Di antara bisingnya suara roda besi beradu dengan rel kereta api Mita menekan
berulang ulang tombol yang ada di telepon genggam mungilnya. Sinyal buruk
karena lokasi yang terhalang pegunungan membuat Mita harus bekerja keras
untuk menghubungi rumah. Setelah nada sambung terdengar , jawaban yang
diperoleh selalu sama , “ Mbak, mas Dino belum pulang, handphonenya ditinggal di
rumah, Mbak Mita gak ada yang bisa jemput, Mbak Mita hati hati ya nanti di jalan”,
suara mbok Sarti di seberang sana terdengar penuh kekhawatiran.

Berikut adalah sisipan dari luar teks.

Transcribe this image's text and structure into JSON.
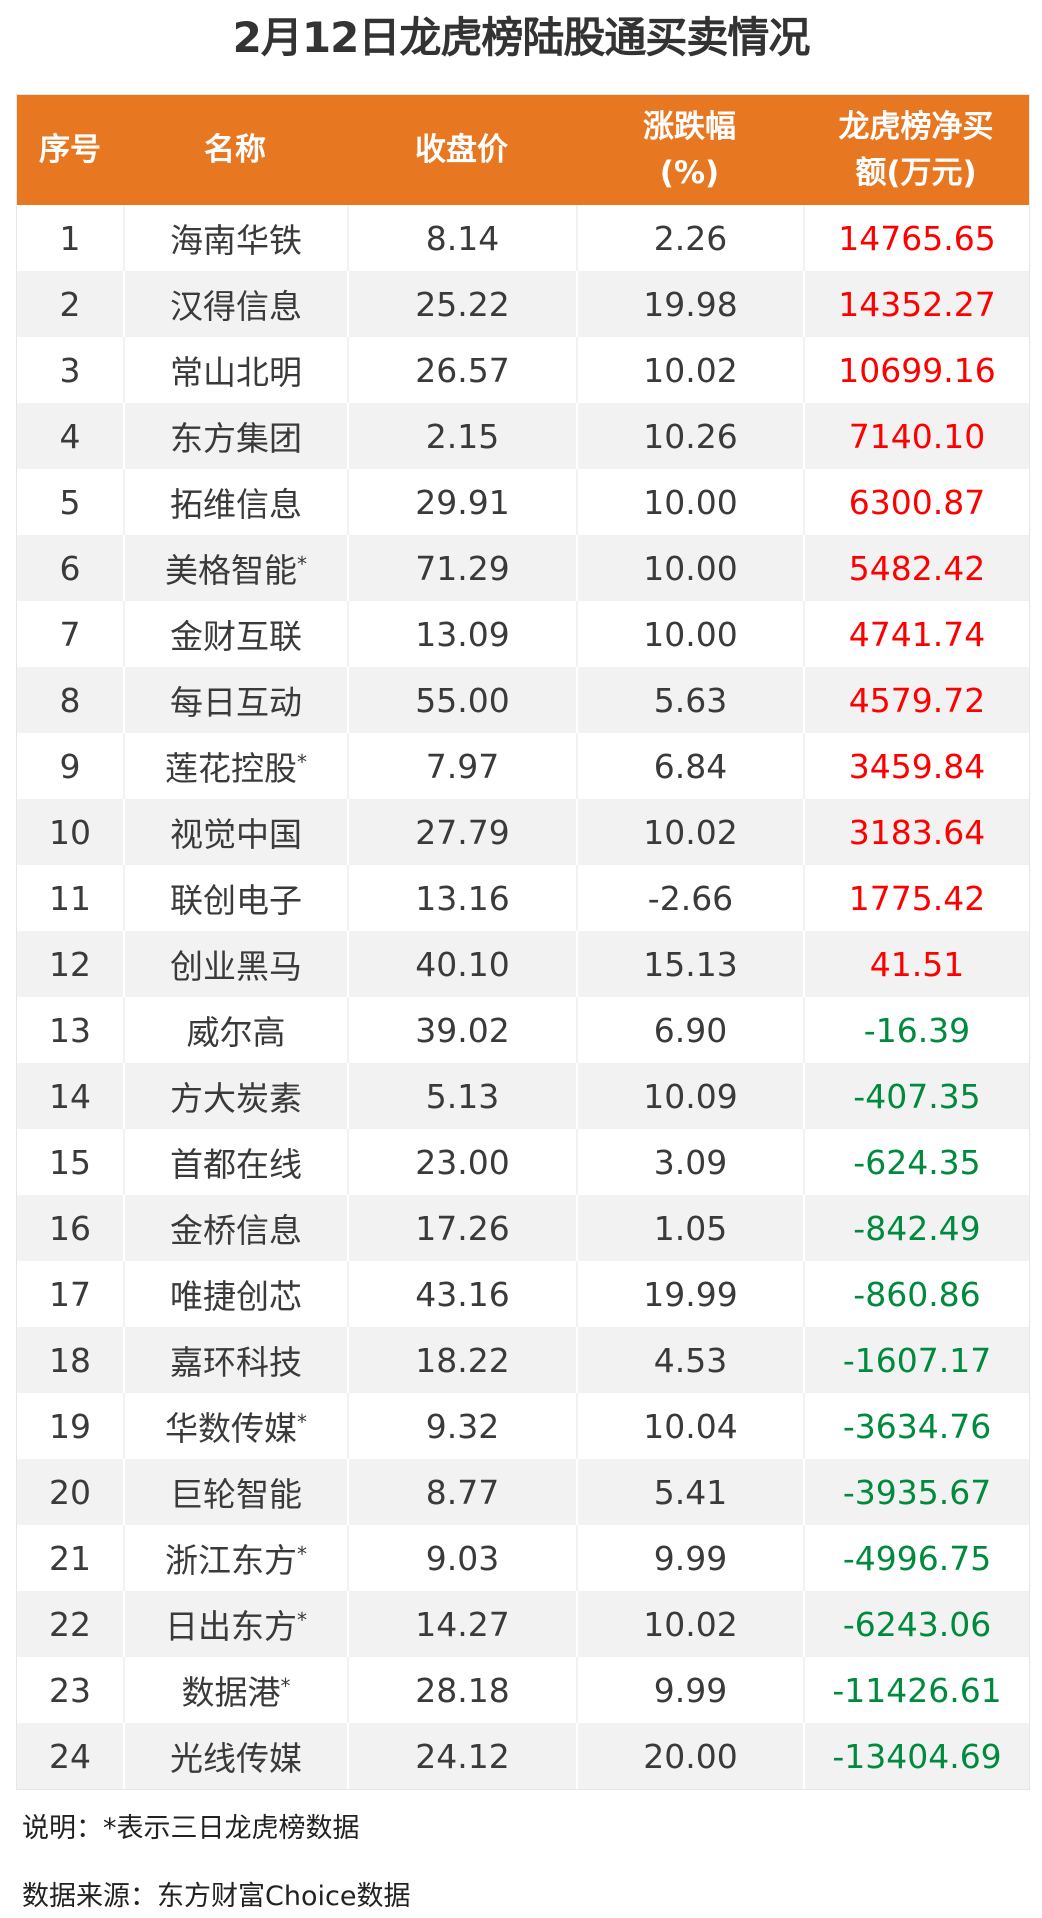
{
  "title": "2月12日龙虎榜陆股通买卖情况",
  "headers": {
    "index": "序号",
    "name": "名称",
    "close": "收盘价",
    "change_l1": "涨跌幅",
    "change_l2": "(%)",
    "net_l1": "龙虎榜净买",
    "net_l2": "额(万元)"
  },
  "colors": {
    "header_bg": "#E87722",
    "positive": "#FF0000",
    "negative": "#008A3E",
    "zebra": "#F2F2F2"
  },
  "rows": [
    {
      "index": "1",
      "name": "海南华铁",
      "star": "",
      "close": "8.14",
      "change": "2.26",
      "net": "14765.65"
    },
    {
      "index": "2",
      "name": "汉得信息",
      "star": "",
      "close": "25.22",
      "change": "19.98",
      "net": "14352.27"
    },
    {
      "index": "3",
      "name": "常山北明",
      "star": "",
      "close": "26.57",
      "change": "10.02",
      "net": "10699.16"
    },
    {
      "index": "4",
      "name": "东方集团",
      "star": "",
      "close": "2.15",
      "change": "10.26",
      "net": "7140.10"
    },
    {
      "index": "5",
      "name": "拓维信息",
      "star": "",
      "close": "29.91",
      "change": "10.00",
      "net": "6300.87"
    },
    {
      "index": "6",
      "name": "美格智能",
      "star": "*",
      "close": "71.29",
      "change": "10.00",
      "net": "5482.42"
    },
    {
      "index": "7",
      "name": "金财互联",
      "star": "",
      "close": "13.09",
      "change": "10.00",
      "net": "4741.74"
    },
    {
      "index": "8",
      "name": "每日互动",
      "star": "",
      "close": "55.00",
      "change": "5.63",
      "net": "4579.72"
    },
    {
      "index": "9",
      "name": "莲花控股",
      "star": "*",
      "close": "7.97",
      "change": "6.84",
      "net": "3459.84"
    },
    {
      "index": "10",
      "name": "视觉中国",
      "star": "",
      "close": "27.79",
      "change": "10.02",
      "net": "3183.64"
    },
    {
      "index": "11",
      "name": "联创电子",
      "star": "",
      "close": "13.16",
      "change": "-2.66",
      "net": "1775.42"
    },
    {
      "index": "12",
      "name": "创业黑马",
      "star": "",
      "close": "40.10",
      "change": "15.13",
      "net": "41.51"
    },
    {
      "index": "13",
      "name": "威尔高",
      "star": "",
      "close": "39.02",
      "change": "6.90",
      "net": "-16.39"
    },
    {
      "index": "14",
      "name": "方大炭素",
      "star": "",
      "close": "5.13",
      "change": "10.09",
      "net": "-407.35"
    },
    {
      "index": "15",
      "name": "首都在线",
      "star": "",
      "close": "23.00",
      "change": "3.09",
      "net": "-624.35"
    },
    {
      "index": "16",
      "name": "金桥信息",
      "star": "",
      "close": "17.26",
      "change": "1.05",
      "net": "-842.49"
    },
    {
      "index": "17",
      "name": "唯捷创芯",
      "star": "",
      "close": "43.16",
      "change": "19.99",
      "net": "-860.86"
    },
    {
      "index": "18",
      "name": "嘉环科技",
      "star": "",
      "close": "18.22",
      "change": "4.53",
      "net": "-1607.17"
    },
    {
      "index": "19",
      "name": "华数传媒",
      "star": "*",
      "close": "9.32",
      "change": "10.04",
      "net": "-3634.76"
    },
    {
      "index": "20",
      "name": "巨轮智能",
      "star": "",
      "close": "8.77",
      "change": "5.41",
      "net": "-3935.67"
    },
    {
      "index": "21",
      "name": "浙江东方",
      "star": "*",
      "close": "9.03",
      "change": "9.99",
      "net": "-4996.75"
    },
    {
      "index": "22",
      "name": "日出东方",
      "star": "*",
      "close": "14.27",
      "change": "10.02",
      "net": "-6243.06"
    },
    {
      "index": "23",
      "name": "数据港",
      "star": "*",
      "close": "28.18",
      "change": "9.99",
      "net": "-11426.61"
    },
    {
      "index": "24",
      "name": "光线传媒",
      "star": "",
      "close": "24.12",
      "change": "20.00",
      "net": "-13404.69"
    }
  ],
  "notes": {
    "explain": "说明：*表示三日龙虎榜数据",
    "source": "数据来源：东方财富Choice数据"
  }
}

Dengan kesal Mita menutup telpon genggamnya , ia merasakan kegelisahan itu,
sekarang waktu sudah menunjukkan pukul 01.00 pagi hari sebentar lagi keretanya
akan tiba di kabupaten tujuan, dan tidak ada seorang pun yang akan
menjemputnya. Dino adik satu satunya , sudah diminta untuk menjemputnya dan
kemungkinan besar Dino lupa, Mita hapal benar dengan sifat Dino yang acuh dan
susah diatur, Semenjak Dino tinggal dan berkuliah di kabupaten yang sama
dengannya, Dino selalu saja membuat ulah, dari pulang larut malam tanpa kabar,
pulang dalam keadaan mabuk, hingga berhari hari pergi tanpa penjelasan. Mita
sudah berkali kali menasihatinya tapi Dino hanya menjawab “ Gak usah sok ngatur
deh!” Kalau sudah begitu Mita hanya bisa menghela napas panjang, dan setiap kali
ia putus asa menghadapi Dino, Mita selalu mengeluarkan uneg uneg di hati kepada
kedua orang tuanya yang tinggal di Jakarta. Orang tuanya pasti menegur Dino, biasanya
Dino akan menurut selama 3 hari saja kemudian kembali acuh.
Mita dan Dino memang hanya tinggal berdua plus mbok Sarti di rumah peninggalan
kakek nenek mereka, mbok Sarti adalah orang yang dipasrahi untuk merawat rumah
tersebut semenjak meninggalnya kakek nenek mereka karena mbok Sarti sudah
membantu berpuluh puluh tahun di sana. Mita sendiri baru menjalankan tugas dokternya
di kabupaten itu selama 1 tahun dan Dino baru berkuliah 6 bulan yang lalu.
……………………………
Semakin dekat kearah stasiun Mita kembali menekan telepon genggamnya , jawaban
mbok Sarti selalu sama. Kepasrahan pun akhirnya datang , apapun yang terjadi,
terjadilah, “ Aku naik becak saja , kalau tukang becaknya macam macam aku akan
loncat dan berlari” sebersit pikiran menenangkan hati mulai disusunnya.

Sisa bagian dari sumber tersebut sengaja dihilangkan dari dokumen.